Brennpunkt: Handel im (Klima-)Wandel
Klimawandel und Handel. Zwei Begriffe, die auf den ersten Blick nur wenig miteinander zu tun haben. Schaut man aber genauer hin, wird klar, dass sich die klimatischen Veränderungen – besonders ungewöhnlich langanhaltende Nass- und Heißwetterperioden – negativ auf das Konsumverhalten und damit auf den Umsatz auswirken. Um sich auf diese Bedingungen einzustellen, ist wichtig, dass alle Betroffenen und Verantwortlichen an einem Strang ziehen.
Spätestens seit der Flut im Ahrtal 2021 dürfte klar sein, dass der Klimawandel nicht abstrakt ist, nicht „irgendwo da draußen“ stattfindet, sondern die Menschen in Deutschland und damit ganz konkret auch den stationären Handel betrifft.

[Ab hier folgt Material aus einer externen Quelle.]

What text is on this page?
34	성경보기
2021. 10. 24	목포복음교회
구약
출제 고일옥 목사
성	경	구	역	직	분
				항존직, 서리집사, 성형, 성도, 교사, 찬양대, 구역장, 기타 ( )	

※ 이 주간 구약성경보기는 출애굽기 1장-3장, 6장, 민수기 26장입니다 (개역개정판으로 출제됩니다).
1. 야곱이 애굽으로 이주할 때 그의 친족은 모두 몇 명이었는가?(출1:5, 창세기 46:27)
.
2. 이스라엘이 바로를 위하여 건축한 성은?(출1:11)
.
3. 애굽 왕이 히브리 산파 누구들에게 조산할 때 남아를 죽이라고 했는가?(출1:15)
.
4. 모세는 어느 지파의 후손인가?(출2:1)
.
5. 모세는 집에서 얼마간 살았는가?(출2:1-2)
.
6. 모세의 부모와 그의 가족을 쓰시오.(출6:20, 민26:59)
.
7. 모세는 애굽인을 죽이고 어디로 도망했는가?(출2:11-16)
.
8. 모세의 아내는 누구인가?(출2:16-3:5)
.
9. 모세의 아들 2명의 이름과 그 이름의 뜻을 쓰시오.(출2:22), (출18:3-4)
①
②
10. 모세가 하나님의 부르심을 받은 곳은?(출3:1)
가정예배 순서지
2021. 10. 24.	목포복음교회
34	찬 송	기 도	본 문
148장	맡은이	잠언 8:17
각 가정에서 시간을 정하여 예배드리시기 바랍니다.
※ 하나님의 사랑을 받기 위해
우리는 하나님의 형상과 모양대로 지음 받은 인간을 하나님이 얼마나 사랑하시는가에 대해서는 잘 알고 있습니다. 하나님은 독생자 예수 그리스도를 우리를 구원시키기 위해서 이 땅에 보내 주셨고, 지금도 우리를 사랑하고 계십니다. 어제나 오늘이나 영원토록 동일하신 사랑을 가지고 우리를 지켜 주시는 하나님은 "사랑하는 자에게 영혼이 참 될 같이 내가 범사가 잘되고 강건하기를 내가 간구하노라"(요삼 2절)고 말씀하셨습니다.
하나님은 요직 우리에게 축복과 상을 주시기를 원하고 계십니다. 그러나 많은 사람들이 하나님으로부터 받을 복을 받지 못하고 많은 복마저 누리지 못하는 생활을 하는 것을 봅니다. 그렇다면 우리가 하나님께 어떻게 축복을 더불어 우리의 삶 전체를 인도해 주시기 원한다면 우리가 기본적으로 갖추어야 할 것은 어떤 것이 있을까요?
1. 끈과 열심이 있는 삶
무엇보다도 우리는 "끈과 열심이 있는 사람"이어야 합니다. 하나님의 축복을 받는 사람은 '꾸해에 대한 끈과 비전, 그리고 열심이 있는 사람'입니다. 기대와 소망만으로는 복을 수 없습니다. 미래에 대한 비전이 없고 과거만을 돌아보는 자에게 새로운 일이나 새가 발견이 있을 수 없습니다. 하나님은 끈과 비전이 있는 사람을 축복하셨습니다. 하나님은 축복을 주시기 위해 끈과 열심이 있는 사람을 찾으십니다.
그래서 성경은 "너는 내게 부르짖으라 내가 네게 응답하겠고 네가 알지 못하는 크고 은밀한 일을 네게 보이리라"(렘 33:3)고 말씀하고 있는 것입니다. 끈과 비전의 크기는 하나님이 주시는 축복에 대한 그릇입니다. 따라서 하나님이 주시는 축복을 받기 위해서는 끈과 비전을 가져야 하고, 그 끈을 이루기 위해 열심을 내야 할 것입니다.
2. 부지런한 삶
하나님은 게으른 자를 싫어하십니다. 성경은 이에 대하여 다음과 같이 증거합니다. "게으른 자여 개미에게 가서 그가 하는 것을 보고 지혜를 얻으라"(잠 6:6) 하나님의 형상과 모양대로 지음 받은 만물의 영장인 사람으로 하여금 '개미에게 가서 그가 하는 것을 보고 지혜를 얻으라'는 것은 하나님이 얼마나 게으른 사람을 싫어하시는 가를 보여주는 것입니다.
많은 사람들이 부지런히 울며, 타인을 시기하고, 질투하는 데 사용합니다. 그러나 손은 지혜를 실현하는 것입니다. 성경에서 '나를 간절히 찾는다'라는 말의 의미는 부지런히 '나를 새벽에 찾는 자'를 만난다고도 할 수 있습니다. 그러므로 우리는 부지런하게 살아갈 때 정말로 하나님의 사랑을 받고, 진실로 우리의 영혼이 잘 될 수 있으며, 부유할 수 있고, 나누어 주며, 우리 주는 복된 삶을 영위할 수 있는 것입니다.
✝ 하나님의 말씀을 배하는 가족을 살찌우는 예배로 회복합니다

Natürlich gab es bereits in der Vergangenheit Extremwettereignisse, doch nehmen deren Häufigkeit, Intensität und Auswirkungen nachweislich zu. „Von August 2023 bis Juli 2024 hat es in Deutschland so viel Niederschlag gegeben wie noch nie in diesem Zeitraum seit Messbeginn im Jahre 1881. Dies hatte mehrere – teils überregionale – Hochwasserereignisse zur Folge“, schrieb der Deutsche Wetterdienst im Juli 2024 in einer Pressemitteilung. Vor allem sehr intensive Regenfälle in der Woche vor Weihnachten 2023 ließen die Pegel in vielen Teilen Deutschlands ansteigen und Talsperren überlaufen. Mitte Mai 2024 brachte ein stationäres Tief dem Südwesten Deutschlands langanhaltende und intensive Regenfälle. Anfang Juni kam es schließlich in Bayern und Baden-Württemberg zu einem Jahrhunderthochwasser, das überflutete Straßen und Ortschaften, Dammbrüche, Murenabgänge, zahlreiche Evakuierungen, gesperrte Bahnstrecken und leider auch Tote und Vermisste zur Folge hatte.
Diesen Starkregenereignissen stehen die Trockenjahre 2018 bis 2020 sowie 2022 gegenüber. Dürre und Hitze haben laut dem Helmholtz Zentrum für Umweltforschung allein in den Jahren 2018 und 2019 in Deutschland zu Schäden in Höhe von rund 35 Milliarden Euro geführt. Blickt man etwas weiter zurück – und nach vorne – sprechen die Zahlen eine noch deutlichere Sprache: So fand eine 2022 vom Bundesministerium für Klimaschutz in Auftrag gegebene Studie heraus, dass mindestens 145 Milliarden Euro Schäden zwischen 2000 und 2021 durch die Folgen des Klimawandels entstanden sind. Je nachdem, wie der Klimawandel voranschreitet, sollen die zukünftigen Kosten bis 2050 zwischen 280 und 900 Milliarden Euro liegen. Nicht mit eingerechnet sind zahlreiche gesundheitliche Beeinträchtigungen, Todesfälle durch Hitze und Überflutungen, die Belastung von Ökosystemen, der Verlust von Artenvielfalt und eine schlechtere Lebensqualität.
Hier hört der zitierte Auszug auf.